Empire Tried to Make a Song Called 'Drip Drop' Happen


This is a safe space where I’ll only judge you a little bit for admitting you can’t get last night’s Empire song “Drip Drop” out of your head. I can’t either. It’s an undeniable smash.

Before we even get to hear the beat drop on this classic record, Hakeem (aka Yazz, the voice of a generation) teases it in the show’s opener during a red carpet interview where he’s accompanied by his girl Tiana, who’s featured on the song. She helps pump his ego, telling him and the interviewer that this single will bring Hakeem out of the shadow of his dad Lucious.

Immediate thoughts: “Drip Drop” is a tragic title, partially because it could happen in real life. Head over to Billboard and note that Chris Brown and Tyga’s “Ayo” and Omarion’s “Post to Be” (brilliant) are currently in the top 25 on the Hip-Hop/R&B chart.

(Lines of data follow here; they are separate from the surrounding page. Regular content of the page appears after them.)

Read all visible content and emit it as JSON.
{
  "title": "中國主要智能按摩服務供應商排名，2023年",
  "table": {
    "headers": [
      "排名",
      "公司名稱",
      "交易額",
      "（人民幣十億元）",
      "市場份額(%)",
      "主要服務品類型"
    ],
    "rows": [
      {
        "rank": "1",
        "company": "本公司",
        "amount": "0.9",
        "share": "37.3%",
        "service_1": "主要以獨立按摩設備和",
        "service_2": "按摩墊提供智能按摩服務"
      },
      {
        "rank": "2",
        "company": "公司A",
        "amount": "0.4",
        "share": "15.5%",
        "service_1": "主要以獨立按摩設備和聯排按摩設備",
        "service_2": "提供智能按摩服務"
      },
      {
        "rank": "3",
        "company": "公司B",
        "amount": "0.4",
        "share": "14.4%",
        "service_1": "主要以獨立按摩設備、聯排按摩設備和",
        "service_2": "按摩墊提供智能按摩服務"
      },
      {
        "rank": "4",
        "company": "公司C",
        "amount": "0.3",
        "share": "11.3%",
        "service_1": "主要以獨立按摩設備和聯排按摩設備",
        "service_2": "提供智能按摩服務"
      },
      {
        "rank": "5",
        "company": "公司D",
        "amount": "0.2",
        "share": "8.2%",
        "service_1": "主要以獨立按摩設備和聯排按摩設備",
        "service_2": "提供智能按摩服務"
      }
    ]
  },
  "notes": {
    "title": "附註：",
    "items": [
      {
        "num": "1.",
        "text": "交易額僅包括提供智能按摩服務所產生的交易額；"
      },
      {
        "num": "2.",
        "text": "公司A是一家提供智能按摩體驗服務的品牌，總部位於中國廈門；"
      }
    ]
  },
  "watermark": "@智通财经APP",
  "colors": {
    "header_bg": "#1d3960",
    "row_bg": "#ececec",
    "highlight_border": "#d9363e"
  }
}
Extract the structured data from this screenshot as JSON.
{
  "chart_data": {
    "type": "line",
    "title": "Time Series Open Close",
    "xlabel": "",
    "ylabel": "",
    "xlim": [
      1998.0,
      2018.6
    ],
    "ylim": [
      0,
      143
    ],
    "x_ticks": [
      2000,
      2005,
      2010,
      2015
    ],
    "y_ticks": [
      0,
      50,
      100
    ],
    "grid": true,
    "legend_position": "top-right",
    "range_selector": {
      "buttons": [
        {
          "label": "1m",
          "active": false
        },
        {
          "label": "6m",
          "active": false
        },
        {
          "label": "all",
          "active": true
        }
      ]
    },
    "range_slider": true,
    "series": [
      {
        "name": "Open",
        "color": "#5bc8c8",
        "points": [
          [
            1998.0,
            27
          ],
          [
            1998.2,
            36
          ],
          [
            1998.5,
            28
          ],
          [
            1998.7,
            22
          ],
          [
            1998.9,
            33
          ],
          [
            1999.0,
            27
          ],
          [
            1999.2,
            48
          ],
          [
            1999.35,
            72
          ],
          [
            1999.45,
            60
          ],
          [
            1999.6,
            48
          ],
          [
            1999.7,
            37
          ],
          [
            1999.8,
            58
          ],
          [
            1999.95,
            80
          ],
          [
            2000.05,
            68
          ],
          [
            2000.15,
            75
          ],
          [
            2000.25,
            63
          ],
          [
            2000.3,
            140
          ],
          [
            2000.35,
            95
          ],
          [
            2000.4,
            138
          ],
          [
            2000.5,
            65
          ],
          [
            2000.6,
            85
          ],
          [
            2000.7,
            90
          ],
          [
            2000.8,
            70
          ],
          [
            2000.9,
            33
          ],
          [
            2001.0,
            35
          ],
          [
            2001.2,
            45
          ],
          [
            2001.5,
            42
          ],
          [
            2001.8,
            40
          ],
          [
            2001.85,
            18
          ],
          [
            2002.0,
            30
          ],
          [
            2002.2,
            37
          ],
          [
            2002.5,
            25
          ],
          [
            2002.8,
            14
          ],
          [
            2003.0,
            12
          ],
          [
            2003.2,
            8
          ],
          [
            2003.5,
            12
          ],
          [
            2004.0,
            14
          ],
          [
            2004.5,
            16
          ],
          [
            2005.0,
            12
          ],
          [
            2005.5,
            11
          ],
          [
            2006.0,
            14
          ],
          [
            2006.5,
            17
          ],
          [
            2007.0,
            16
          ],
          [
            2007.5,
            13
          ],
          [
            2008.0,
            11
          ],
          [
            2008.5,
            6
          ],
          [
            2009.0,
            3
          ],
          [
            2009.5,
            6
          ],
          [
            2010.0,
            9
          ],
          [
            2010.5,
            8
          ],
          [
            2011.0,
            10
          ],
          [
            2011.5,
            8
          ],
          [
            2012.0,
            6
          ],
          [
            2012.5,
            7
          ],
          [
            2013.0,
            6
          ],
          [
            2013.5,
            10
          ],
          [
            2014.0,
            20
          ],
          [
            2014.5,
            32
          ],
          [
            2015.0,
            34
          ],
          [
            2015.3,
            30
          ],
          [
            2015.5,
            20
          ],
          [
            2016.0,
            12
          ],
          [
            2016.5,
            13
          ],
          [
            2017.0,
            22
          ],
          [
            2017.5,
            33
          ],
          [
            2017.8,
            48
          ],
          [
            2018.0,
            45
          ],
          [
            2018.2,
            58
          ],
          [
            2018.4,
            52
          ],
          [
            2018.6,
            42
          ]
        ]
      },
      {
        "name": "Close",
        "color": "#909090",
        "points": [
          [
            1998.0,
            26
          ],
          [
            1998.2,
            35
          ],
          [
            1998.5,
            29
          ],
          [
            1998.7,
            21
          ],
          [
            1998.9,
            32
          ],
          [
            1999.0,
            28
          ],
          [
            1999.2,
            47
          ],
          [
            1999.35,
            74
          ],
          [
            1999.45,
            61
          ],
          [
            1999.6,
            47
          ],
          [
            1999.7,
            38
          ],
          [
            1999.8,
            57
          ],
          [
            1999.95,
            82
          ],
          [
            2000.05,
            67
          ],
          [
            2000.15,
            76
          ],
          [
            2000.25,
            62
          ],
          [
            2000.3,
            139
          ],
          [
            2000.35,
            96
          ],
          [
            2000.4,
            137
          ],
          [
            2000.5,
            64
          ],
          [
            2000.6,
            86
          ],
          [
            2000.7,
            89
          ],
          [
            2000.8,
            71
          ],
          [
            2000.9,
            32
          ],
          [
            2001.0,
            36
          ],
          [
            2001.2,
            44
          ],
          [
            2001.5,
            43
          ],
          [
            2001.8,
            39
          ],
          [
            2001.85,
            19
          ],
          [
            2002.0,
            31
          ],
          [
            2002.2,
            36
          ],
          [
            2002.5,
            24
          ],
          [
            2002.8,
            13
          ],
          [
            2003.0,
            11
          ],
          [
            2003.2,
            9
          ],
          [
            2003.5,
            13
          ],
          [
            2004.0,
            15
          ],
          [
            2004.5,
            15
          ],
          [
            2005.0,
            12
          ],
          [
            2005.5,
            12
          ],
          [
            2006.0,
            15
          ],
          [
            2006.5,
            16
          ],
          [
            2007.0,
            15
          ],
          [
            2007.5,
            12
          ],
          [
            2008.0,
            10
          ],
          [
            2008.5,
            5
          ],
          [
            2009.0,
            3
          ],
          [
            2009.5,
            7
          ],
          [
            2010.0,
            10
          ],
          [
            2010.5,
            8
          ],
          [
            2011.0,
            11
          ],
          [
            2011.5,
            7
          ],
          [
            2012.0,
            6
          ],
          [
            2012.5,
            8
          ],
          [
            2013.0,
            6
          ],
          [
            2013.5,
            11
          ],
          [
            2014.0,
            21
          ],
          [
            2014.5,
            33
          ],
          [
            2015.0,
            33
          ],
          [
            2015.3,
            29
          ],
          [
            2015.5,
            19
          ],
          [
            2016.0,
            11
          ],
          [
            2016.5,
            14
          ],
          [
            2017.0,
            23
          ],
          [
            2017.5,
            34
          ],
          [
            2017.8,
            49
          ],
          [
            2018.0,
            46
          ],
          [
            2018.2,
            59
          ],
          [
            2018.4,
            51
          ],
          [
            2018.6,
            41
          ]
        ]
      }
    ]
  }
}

Hakeem first plays “Drip Drop” for Lucious and Anika in a conference room and then presents his storyboard idea for the music video. “I don’t wanna win this game. I wanna change it,” says Hakeem, parroting every struggling rapper today. “We show them I’m the king, bet you they believe it.” Terrence is so proud that he murmurs in a wobbly voice as if in the middle of a Broadway musical monologue staring at the audience: “I love it.”

Lucious’ oldest son Andre, not a Yes Man, is the only sensible one in the room: “‘Drip Drop’ is good. I guess.”

Right, Andre. “Drip Drop” and its hook (“She make that thang go/ Drip, drop, drip drippity drop”) is the epitome of everything good and wrong about Empire‘s soundtrack so far. As David Turner notes in his Deadspin piece about the show’s outdated score, there’s a disconnect. This is a bad song. But Hakeem’s raps are so cliché and over-exuberant that it fits perfectly with the show’s intentional parody and campiness. I don’t expect Number One hits here.

“Drip Drop” plays again as Hakeem records the music video, which features green-screen footage of him on a jet ski and a bed scene where he’s surrounded by women in lingerie. Since he and his crew are obsessed with recording Vine videos as proof of their exploits, Hakeem gets a clip of himself bragging, saying, “When this video drops, it’s gon’ put Drake, Kendrick Lamar, J. Cole and all those cats on notice. I’m dead-ass serious. I’m not playin’ with these dudes, man.”

“Drip Drop” plays again when Hakeem shoots additional video scenes with Tiana and some fake rain (watch above).

“Drip Drop” is about to turn Hakeem into a legend. He tells Jamal: “You still worrying ’bout singles when I’m bout to be iconic.” Bigger than Drake. Good news: You can buy “Drip Drop” on iTunes. Sad news: Drake has yet to respond to my challenge about a “Drip Drop” freestyle.

Other notable moments from last night’s episode:

—After their red carpet event, Hakeem drops off Tiana. Waiting for her at home is… her side chick India. Tiana is cheating on Hakeem, which is a slap in the face to an already cheating Hakeem. When he learns about it through some unknown blogger named Perez Hilton, Hakeem confronts Tiana and she lets him know, “Look, you got a sidepiece, too.” He can’t argue with that logic.

Lucious later tries to cheer up his son using math: “Your girlfriend has a girlfriend. Add that up. Two girlfriends. That’s a mathematician’s dream.”

—The sibling rivalry between Hakeem and Jamal continues as Jamal holes up in a Bronx studio to record his own smash record. It’s good. But it sounds like a song that’ll be somewhere in the top-10, looking up at “Drip Drop” at No. 1.

—Cookie is slipping. The federal agent who got her an early prison release has tricked Cookie into testifying about the guy she saw shoot an undercover Fed. “I just snitched on him in court,” says Cookie. “Dead bitch walking. That’s me.” Cookie later screws up when she prematurely orders a hit on an innocent man, after finding a rose in front of her door and assuming she’s a marked target.

—This week in Cookie-isms: After learning about Tiana (who’s now managed by Cookie) and India, Cookie tells her, “You’s a freak, but that’s a good thing. We can sell that.” When a racist cabbie makes a “You people” reference, Cookie quips, “You black like me.” Her most iconic statement to date comes earlier in the episode when she leaves Jamal at the studio: “The name’s Cookie. Ask about me.”